Updated on January 3, 2022

Develop capabilities in the context of a feature to maintain functional requirements and project status directly in your application.

Before you begin: Ensure that you have the PegaRULES:AgileWorkbench access role and the pxAgileWorkbench privilege.
As a best practice, use Agile Workbench to manage feature-driven development because work items provide traceability from features to the rules that support them.
  • Feature order

    To understand the importance of the features in your application, look at the order in which your application lists features. Your application lists features in order of relevance to the current implementation, with the oldest features at the top by default.

  • Creating features

    Ensure that your application supports capabilities that meet your specific business needs and customer expectations, by creating features. When you create features, you communicate what elements your development team needs to implement to deliver a complete application, so that you can appropriately plan your work and inform stakeholders about your application design.

  • Creating subfeatures

    Provide more advanced and varied solutions in your application by enhancing application features with subfeatures. Create a subfeature to define a capability that extends another capability.

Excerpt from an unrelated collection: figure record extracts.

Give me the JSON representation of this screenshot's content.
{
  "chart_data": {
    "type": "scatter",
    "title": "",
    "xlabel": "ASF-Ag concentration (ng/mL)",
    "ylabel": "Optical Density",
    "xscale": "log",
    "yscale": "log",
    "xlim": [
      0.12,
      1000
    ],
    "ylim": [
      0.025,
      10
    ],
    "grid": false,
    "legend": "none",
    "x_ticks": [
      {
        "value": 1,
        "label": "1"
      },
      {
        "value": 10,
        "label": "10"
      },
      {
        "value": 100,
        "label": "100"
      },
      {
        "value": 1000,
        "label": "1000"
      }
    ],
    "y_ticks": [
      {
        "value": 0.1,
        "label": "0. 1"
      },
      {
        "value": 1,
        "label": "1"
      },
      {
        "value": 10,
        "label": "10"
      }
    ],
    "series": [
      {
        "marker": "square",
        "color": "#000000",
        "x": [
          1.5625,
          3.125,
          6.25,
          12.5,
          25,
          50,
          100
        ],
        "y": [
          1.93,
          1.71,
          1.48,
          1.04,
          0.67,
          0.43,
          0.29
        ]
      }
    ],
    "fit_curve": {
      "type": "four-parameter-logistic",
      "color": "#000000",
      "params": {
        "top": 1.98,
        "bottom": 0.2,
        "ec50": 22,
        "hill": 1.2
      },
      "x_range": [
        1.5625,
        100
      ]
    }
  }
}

  • Reviewing application features

    Review the current features in your application so that you can make informed decisions about the new features and subfeatures that you create. To access more information about your features, review them by switching to a tree view.

  • Changing feature levels

    Change the relative position of a feature in the hierarchy to support their reuse and extension in other applications. The feature order and the relationships between features and subfeatures reflect how important features are and how different features correlate with each other.

  • Requesting feature enhancements

    Improve and adjust an application to your specific business needs by requesting a feature enhancement. You request an enhancement by creating a feedback item. Your development team triages feedback items and decides whether to implement or reject the enhancement, based on priority and available resources.

  • Creating bugs to report feature defects

    Improve your application by identifying any issues that might have a negative impact and creating bugs that report feature defects. When you create bugs, your development team can track the defects, and then fix the issues to deliver an effective product.

  • Associating rules with features

    Document the rules that implement a feature to improve the traceability and extensibility of your application. When you associate a feature with a rule, you can conveniently check which elements exactly build your application, so that you can make informed decisions when you decide to reuse a feature in another application.

  • Associating a feature with a work item

    Improve the traceability of your application development by associating your assigned work items with the features that the work items implement. You can associate a feature with a user story, a bug, or a feedback item.

  • Skimming features to the latest version

    Copy, or skim, features from previous versions of your application to ensure that the application that you ship includes the complete feature hierarchy.

  • Deleting a feature

    Delete features when they are unused or no longer relevant. For example, when you de-scope a feature from your application development, you can delete the feature to ensure that you strictly follow the latest requirements for the application that you want to deliver.